The SDNY by Memorandum Decision and Order dated September 28, 2021 and adopting the Report and Recommendation dated August 30, 2021 rejected the argument that Literally Media Ltd. was a New York entity and dismissed the case pursuant to the doctrine of forum non-convenience based on the forum selection clause contained in the LOI. In doing so, the SDNY interpreted the forum selection clause in the LOI and held that the scope of the forum selection clause was not limited solely to claims for breach of the contract and included tort based claims citing Fagbeyiro v Schmitt-Sussman Enterprises, Inc., No. 17-CV-7056 (VSV), 2018 WL 4681611, at * 2 [SDNY Sept. 28, 2018] (quoting Cfirstclass Corp. v Silverjet PLC, 560 F Supp2d 324, 329 [SDNY 2008].

This action also arises out of the LOI. Here, the Plaintiffs also assert claims sounding in fraudulent inducement or fraud misrepresentation, negligent misrepresentation, interference with contractual relationship, intentional interference with prospective business advantage, unjust enrichment, declaratory relief under GBS § 130, declaratory relief under GBS §133 and seeks, among other things, damages in the amount of $64,500,000.

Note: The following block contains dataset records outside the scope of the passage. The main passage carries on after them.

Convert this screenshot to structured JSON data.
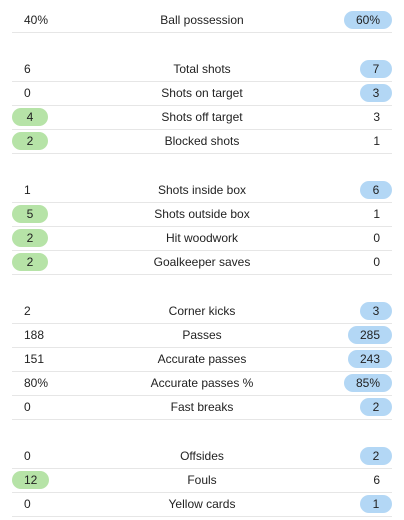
{
  "colors": {
    "left_highlight": "#b6e3a7",
    "right_highlight": "#b3d7f5",
    "divider": "#e6e6e6"
  },
  "groups": [
    {
      "name": "possession",
      "rows": [
        {
          "label": "Ball possession",
          "left": "40%",
          "right": "60%",
          "winner": "right"
        }
      ]
    },
    {
      "name": "shots",
      "rows": [
        {
          "label": "Total shots",
          "left": "6",
          "right": "7",
          "winner": "right"
        },
        {
          "label": "Shots on target",
          "left": "0",
          "right": "3",
          "winner": "right"
        },
        {
          "label": "Shots off target",
          "left": "4",
          "right": "3",
          "winner": "left"
        },
        {
          "label": "Blocked shots",
          "left": "2",
          "right": "1",
          "winner": "left"
        }
      ]
    },
    {
      "name": "shot-locations",
      "rows": [
        {
          "label": "Shots inside box",
          "left": "1",
          "right": "6",
          "winner": "right"
        },
        {
          "label": "Shots outside box",
          "left": "5",
          "right": "1",
          "winner": "left"
        },
        {
          "label": "Hit woodwork",
          "left": "2",
          "right": "0",
          "winner": "left"
        },
        {
          "label": "Goalkeeper saves",
          "left": "2",
          "right": "0",
          "winner": "left"
        }
      ]
    },
    {
      "name": "attacking",
      "rows": [
        {
          "label": "Corner kicks",
          "left": "2",
          "right": "3",
          "winner": "right"
        },
        {
          "label": "Passes",
          "left": "188",
          "right": "285",
          "winner": "right"
        },
        {
          "label": "Accurate passes",
          "left": "151",
          "right": "243",
          "winner": "right"
        },
        {
          "label": "Accurate passes %",
          "left": "80%",
          "right": "85%",
          "winner": "right"
        },
        {
          "label": "Fast breaks",
          "left": "0",
          "right": "2",
          "winner": "right"
        }
      ]
    },
    {
      "name": "discipline",
      "rows": [
        {
          "label": "Offsides",
          "left": "0",
          "right": "2",
          "winner": "right"
        },
        {
          "label": "Fouls",
          "left": "12",
          "right": "6",
          "winner": "left"
        },
        {
          "label": "Yellow cards",
          "left": "0",
          "right": "1",
          "winner": "right"
        }
      ]
    }
  ]
}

It is of no moment that now the Plaintiffs have added the defendants that the Plaintiffs sought (but were not permitted) to add in the Prior Action. The Plaintiffs had a full and fair opportunity to litigate whether they could maintain this action in the United States and the SDNY determined they can not. Stated differently, it does not matter that these defendants did not have an opportunity to litigate this issue. The Plaintiffs did and these claims which are, in sum and substance, the same claims asserted in the Prior Action (i.e., in that they are predicated on the LOI) must therefore be litigated in Israel. That is the holding of the Prior Action by the SDNY.

(Internal quotations and citations omitted) (emphasis added).